Screenshot of YouTube channel uploading AI slop
The content is interspersed with the voice clones dishing out self-help advice.
But content creators soon worked out that the tariff war and ongoing geo-political tensions between India and the United States, was the perfect recipe for the algorithm to give them a boost and go viral in India.
“A low-hanging solution to combating deepfakes is to demonetise the use of abusive AI slop that both misuses peoples' likenesses and also makes it harder to find real content on the platforms - which you would hope that platforms would incentivise,” Witness’ Sam Gregory said.
Limitations Of Visible AI Labels
YouTube requires content creators to disclose the use of AI, as per its AI guidelines.
While some of the synthetic media we found had YouTube's AI disclaimer they were often downloaded and shared on other platforms like Instagram and X, losing the label in the process.
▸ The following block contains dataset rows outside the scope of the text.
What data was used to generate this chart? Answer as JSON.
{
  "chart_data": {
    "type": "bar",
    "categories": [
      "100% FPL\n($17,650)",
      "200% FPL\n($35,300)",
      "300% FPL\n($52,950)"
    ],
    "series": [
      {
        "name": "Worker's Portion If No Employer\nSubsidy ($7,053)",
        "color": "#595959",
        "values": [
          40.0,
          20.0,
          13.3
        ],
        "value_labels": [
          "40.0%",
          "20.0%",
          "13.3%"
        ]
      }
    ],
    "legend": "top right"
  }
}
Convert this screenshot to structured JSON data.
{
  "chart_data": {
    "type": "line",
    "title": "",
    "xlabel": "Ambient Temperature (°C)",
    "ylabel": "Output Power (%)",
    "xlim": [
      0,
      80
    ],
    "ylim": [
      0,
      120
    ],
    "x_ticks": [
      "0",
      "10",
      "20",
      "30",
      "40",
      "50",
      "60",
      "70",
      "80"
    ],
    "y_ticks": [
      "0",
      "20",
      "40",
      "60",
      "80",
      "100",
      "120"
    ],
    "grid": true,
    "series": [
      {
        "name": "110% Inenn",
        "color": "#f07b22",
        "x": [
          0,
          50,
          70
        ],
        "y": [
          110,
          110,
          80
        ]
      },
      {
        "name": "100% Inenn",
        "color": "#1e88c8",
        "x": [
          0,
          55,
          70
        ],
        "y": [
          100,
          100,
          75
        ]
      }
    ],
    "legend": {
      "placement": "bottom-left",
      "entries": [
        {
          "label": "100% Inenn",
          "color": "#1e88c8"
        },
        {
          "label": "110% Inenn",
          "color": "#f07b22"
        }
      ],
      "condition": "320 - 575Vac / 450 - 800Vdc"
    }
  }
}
Disclaimer labels, which flag misinformation or AI-generated content, are usually exclusive to each platform.
VS Subrahmanian, a professor of computer science at Northwestern University explained why social media platforms struggle with labelling.
“First, they deal with billions of pieces of content per day. Getting an assessment of an artifact in milliseconds cannot be done with 100% accuracy. So, some errors should be expected and tolerated,” he said.
“Your example shows one vulnerability between how data can be shared across two platforms, but there are undoubtedly many more. Bad guys are looking for those, while good guys are trying to stop them. This is a cat and mouse game,” Professor Subrahmanian, who also heads Northwestern Security & AI Lab, said.
Sam Gregory from Witness said visible labelling is always going to be inadequate as it can be easily cropped, removed and may not ‘move’ between platforms.
“Durable watermarking and cryptographic metadata solutions that either confirm that a piece of content is authentic, or AI-generated, or show the recipe of AI and human in what we're viewing are much more likely to be effective in the long run,” Gregory said.
‘Increasing Volume & Realism Are Forcing People To Question Everything They See’
A research paper published in July this year said claims about the impact of generative AI on elections were overblown. The paper was written following a super election year in 2024 when many countries including India and the United States went to the polls.
Decode’s reporting for the upcoming elections in the state of Bihar show political consultants are not shying away from using generative AI in their elections campaigns.
Gregory said the increasing volume and realism of AI generated content is disorienting.
“A clear lesson learned from WITNESS work is that there is public confusion around use of AI. Increasing volume is drowning out authentic content, and claims of AI are being weaponised to dismiss real content. There is a real epistemic threat at this intersection of volume and realism, drowning out the authentic and forcing people to question everything they see.”